Onkyo DV-S939 Progressive-Scan DVD-Audio/Video Player Page 2
On the back panel, the DV-S939 gets down to business. The analog outputs include two pairs of stereo RCA outs plus 5.1-channel RCA and DB-25 outputs (a DB-25 cable is even included as a supplied accessory). The multichannel outputs carry the decoded analog signals from the built-in Dolby Digital and DTS decoders, as well as the DVD-Audio output. For video, there are two sets of composite and S-video outputs, along with two groups of component video outputs that can be set, via an onscreen menu, to output interlaced or progressive component video signals. The RS-232 port can be used to upgrade the processor in the DV-S939, as well as integrate the player into an automated control system. Two sets of optical and digital audio outputs and the power cord round out the back panel.
The picture quality from this player is simply marvelous, with fine detail and great color. There's quite an extensive ability to adjust the picture's performance, and three groups of custom picture settings can be stored in memory for both the interlaced and the progressive outputs. These custom settings include (for the interlaced output) adjustments to contrast, brightness, color, tint, sharpness, black level, gamma, Y/C time correction, and edge enhancement. The gamma adjustment was very helpful in brightening some of the darker scenes in Mission: Impossible 2 and Men in Black.
I've seen the zoom modes on several DVD players in the past, but the blocky picture quality they created was so consistently awful that I wondered what purpose other than marketing the inclusion of such a feature served. The zoom on the DV-S939 is not the typical Cubist picture digitizer, however. Even zoomed all the way in (magnifying the visible portion of the picture on the screen by about two), the picture is clean and undistorted. At first glance, it may appear that the enlarged picture has less detail, but this isn't really the case. Since the images on the screen are larger, you expect them to have more detail. Instead, what you see is a very smooth enlargement of the same details that were present in the original image. The zoom is absolutely good enough to use for checking out special effects, as well as creating your own pan-and-scan version of movies in an aspect ratio you feel comfortable with.

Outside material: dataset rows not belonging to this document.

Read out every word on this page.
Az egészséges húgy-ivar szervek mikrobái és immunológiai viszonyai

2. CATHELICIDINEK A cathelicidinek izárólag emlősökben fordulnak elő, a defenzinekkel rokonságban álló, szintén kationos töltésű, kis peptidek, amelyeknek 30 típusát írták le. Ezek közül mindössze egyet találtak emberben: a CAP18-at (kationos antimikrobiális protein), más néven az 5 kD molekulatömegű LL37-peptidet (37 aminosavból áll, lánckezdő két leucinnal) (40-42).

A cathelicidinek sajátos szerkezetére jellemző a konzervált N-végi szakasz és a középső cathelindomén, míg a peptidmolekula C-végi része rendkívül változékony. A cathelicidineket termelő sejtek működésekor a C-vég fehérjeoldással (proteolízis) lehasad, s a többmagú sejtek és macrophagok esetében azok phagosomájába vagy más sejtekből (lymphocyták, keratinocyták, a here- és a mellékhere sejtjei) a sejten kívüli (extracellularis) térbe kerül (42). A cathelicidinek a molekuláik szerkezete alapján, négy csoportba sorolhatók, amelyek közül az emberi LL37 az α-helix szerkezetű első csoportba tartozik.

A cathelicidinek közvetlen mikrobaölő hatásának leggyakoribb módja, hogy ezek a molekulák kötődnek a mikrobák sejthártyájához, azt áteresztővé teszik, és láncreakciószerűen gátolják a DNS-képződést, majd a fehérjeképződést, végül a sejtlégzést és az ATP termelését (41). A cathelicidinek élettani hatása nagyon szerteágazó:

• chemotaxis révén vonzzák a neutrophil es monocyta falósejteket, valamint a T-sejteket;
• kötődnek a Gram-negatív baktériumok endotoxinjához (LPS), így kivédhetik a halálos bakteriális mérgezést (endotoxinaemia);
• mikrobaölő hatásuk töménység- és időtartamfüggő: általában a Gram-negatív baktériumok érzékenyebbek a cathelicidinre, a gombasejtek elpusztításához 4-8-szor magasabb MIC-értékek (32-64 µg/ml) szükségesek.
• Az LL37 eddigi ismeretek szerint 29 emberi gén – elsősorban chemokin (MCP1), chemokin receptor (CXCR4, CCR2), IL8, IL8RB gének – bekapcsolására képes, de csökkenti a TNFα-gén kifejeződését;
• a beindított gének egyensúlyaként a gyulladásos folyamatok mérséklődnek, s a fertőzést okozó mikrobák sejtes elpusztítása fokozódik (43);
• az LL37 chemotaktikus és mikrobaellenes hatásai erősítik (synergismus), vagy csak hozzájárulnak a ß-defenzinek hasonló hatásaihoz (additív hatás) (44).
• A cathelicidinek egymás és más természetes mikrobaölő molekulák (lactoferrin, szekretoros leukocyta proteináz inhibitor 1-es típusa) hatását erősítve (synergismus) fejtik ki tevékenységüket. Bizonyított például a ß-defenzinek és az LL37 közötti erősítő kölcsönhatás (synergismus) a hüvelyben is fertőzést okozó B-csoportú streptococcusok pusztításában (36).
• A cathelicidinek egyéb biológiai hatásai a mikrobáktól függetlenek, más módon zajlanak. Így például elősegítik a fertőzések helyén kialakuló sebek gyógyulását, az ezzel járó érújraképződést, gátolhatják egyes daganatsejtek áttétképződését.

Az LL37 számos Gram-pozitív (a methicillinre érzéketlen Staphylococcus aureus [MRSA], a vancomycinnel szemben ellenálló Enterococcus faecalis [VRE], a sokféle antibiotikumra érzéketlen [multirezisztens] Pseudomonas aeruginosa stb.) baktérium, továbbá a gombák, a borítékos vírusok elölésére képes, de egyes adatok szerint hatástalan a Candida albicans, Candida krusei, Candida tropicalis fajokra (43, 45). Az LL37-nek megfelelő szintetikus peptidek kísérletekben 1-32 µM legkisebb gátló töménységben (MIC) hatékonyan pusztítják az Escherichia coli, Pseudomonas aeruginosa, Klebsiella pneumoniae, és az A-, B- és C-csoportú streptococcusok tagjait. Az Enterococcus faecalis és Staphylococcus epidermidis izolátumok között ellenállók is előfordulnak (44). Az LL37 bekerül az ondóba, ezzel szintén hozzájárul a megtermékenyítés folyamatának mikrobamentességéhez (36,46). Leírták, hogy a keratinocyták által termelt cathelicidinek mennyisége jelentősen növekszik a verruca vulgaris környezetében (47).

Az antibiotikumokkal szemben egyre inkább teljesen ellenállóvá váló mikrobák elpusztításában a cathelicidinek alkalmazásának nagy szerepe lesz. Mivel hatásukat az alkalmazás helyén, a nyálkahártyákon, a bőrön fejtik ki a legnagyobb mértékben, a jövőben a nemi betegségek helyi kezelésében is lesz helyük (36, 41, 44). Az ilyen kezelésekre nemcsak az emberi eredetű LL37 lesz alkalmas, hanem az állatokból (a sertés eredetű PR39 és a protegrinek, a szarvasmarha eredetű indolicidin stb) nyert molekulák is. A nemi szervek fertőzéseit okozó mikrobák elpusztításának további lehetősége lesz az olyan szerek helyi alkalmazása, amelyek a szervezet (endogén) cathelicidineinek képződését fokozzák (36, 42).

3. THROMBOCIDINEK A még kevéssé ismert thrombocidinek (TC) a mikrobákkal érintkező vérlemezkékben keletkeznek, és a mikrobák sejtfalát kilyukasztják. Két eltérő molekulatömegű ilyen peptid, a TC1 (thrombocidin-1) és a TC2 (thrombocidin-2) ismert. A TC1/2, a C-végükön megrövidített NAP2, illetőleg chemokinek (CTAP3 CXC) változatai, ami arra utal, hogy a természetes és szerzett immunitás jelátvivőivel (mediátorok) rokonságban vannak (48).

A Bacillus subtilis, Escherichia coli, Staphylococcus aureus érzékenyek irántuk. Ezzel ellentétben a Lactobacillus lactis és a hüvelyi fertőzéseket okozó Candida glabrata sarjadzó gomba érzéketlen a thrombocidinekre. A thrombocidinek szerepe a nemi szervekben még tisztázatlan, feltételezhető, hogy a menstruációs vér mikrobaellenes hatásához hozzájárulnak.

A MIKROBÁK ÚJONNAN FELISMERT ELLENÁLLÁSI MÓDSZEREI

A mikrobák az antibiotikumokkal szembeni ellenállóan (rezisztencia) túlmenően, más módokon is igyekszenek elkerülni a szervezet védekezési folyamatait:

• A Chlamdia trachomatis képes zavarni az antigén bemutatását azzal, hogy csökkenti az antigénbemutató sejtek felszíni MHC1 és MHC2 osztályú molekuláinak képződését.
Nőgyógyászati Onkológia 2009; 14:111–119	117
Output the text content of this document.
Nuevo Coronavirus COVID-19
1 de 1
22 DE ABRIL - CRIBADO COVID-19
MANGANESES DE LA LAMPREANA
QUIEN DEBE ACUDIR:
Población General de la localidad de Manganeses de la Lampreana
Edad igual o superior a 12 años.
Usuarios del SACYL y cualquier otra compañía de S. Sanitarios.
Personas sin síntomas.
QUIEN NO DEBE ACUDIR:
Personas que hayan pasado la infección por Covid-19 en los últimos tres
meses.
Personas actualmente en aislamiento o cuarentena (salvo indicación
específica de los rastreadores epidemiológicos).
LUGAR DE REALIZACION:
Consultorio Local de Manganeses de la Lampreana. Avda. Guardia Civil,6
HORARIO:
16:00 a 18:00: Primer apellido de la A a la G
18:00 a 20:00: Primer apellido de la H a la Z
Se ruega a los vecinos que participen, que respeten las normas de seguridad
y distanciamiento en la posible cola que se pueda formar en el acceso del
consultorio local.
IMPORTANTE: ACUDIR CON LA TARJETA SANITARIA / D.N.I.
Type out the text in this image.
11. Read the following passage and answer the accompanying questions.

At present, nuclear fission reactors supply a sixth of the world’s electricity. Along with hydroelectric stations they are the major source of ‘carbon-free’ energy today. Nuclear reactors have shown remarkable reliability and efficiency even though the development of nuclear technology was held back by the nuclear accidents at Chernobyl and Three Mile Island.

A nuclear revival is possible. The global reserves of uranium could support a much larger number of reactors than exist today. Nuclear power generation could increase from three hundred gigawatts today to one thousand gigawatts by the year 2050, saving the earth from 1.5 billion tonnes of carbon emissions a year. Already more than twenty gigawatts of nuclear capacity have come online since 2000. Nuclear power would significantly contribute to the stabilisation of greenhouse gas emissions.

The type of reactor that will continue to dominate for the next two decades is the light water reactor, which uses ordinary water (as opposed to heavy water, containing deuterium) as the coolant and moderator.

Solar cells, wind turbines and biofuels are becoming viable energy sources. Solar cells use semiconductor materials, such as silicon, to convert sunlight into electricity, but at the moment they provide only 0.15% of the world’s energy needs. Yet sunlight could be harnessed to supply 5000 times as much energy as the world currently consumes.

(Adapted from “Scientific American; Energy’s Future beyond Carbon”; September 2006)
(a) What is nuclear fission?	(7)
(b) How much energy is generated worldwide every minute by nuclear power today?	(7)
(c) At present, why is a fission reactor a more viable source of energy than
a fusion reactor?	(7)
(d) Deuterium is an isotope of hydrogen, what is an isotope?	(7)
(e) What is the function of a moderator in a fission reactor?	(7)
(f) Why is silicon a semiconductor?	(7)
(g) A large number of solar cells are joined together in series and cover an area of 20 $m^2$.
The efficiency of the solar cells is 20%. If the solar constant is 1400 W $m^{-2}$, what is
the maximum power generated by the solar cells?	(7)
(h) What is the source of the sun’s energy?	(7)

Of course, this player's big claim to fame is its DVD-Audio playback capability. The DV-S939 uses 24-bit/192-kilohertz digital-to-analog converters, and the menus allow you to choose bitstream or PCM digital output, as well as two-channel or six-channel analog output. Small blue LEDs under the drawer door on the front panel indicate the sampling rate of the playback. After listening for a short time, my only problem with this DVD-Audio player was the slim amount of true DVD-Audio software available. Both the Big Phat Band: Swingin' for the Fences and Emerson, Lake & Palmer's Brain Salad Surgery DVD-Audio discs had outstanding clarity, detail, and energy. I didn't always agree with the amount of musical information mixed in the rear channels (something specified by the disc, not the player), but I do have to admit that I missed the engaging and energetic vibrancy that was clearly lacking in the otherwise-excellent two-channel mixes.
Standard CDs sounded awesome, as well. As a bonus, the DV-S939 is one of the very few CD or DVD players capable of playing through the final track of a badly scratched Loreena McKennitt CD that I keep putting off replacing. Although I did hear a couple of pops in the middle of one song, the DV-S939 played through without losing its place, stutter skipping, or simply stopping as so many other players have done. It resurrected a CD I thought was surely a goner.
The DV-S939 is, so far, one of just a handful of DVD players to receive THX Ultra certification, and it's not surprising. In terms of picture quality, sound quality, and operation, this player scores well above the rest of the pack. And that's before you factor in the ability to play DVD-Audio discs. If you're looking for a high-performance DVD player that will also play DVD-Audio, or an outstanding DVD-Audio player that offers superior performance with DVD movies, then this is the machine for you. At $74.95 per pound ($1,800 total), it's a bit more pricey than the aforementioned $20-a-pound bargain DVD player, but it's a true premium cut of DVD performance that'll have you savoring every audio and video morsel.